I sat in my room this morning, and saw how empty it was of
everything that had been added all year. But I did not experience a sense of
emptiness, but that of total fullness. The memories had not gone. The
relationship I have with my room is and will always been that of sharing the
hardest and most amazing times… we have journeyed together, just as we have,
community. But right now, in the airport – even on the drive away from the
house, I look around and do not see you. My head starts to worry that you are
not there. The feelings I have right now in an airport – those of aloneness,
sorrow, and pain of losing you… my instinct is to run straight to you – the ones
that have been such a support and that have lived through all these things to
me. You have ever-open arms and hearts. I don’t have to try and be anyone but
myself with you, and we have a bond of complete support. But I look around and
do not see you. I know I will not see you for quite some time. Our relationship
is changing (as it has all year, but this time there is a definite physical,
geographical change). But it’s like my room. My surroundings seem empty, but the
love, the memories, the hurt, the growth… is all still living and thriving in
ways that I could not previously even imagine. I am sure and I pray that those
things will continue to grow throughout life. Even though we are not physically
together, you will always be precious to my heart and life.
Know
that you are a blessing. To me and to all that I meet in the future. For the
Allison they meet will not just be Allison, but a living memory and
personification of all that SPEC community has been. All the love, struggle,
growth, generosity, honesty that comes seemingly from me will in fact be God,
me, and you living in that very experience.
Thank you for making
this commitment. This choice of community – this choice of love. It has not been
easy and we have been a blessing to each other in making that choice every day.
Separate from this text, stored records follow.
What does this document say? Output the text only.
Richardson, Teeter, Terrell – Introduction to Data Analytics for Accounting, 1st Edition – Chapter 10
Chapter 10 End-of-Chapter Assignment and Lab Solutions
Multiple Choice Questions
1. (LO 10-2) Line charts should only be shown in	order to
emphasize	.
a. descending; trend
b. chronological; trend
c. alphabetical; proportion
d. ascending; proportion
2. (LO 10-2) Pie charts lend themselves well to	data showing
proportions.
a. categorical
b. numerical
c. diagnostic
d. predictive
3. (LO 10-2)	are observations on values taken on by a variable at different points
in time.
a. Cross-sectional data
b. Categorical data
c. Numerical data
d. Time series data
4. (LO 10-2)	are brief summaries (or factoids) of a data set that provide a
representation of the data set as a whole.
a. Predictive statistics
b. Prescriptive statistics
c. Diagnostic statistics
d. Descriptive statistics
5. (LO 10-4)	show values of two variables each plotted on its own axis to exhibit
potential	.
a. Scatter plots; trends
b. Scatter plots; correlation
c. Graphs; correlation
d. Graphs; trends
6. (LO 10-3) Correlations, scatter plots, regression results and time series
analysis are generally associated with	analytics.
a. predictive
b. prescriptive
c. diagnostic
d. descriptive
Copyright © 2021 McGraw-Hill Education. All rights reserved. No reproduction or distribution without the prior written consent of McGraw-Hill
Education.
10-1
To go beyond warm fuzzies and truly show each other the greatest love that we
can posses – God within each of us. Thank you for trusting him, for drawing on
him, and for choosing love.
Thank you. I love you all so much.
Know also, that if we have ever crossed paths, you and me, that you are part of my community - the one that continues to inform and shape my every move and choice. Thank YOU.
And another big thank you to all those of you who have supported me, prayed for me, journeyed with me throughout this experience. There aren't really words to express my gratitude.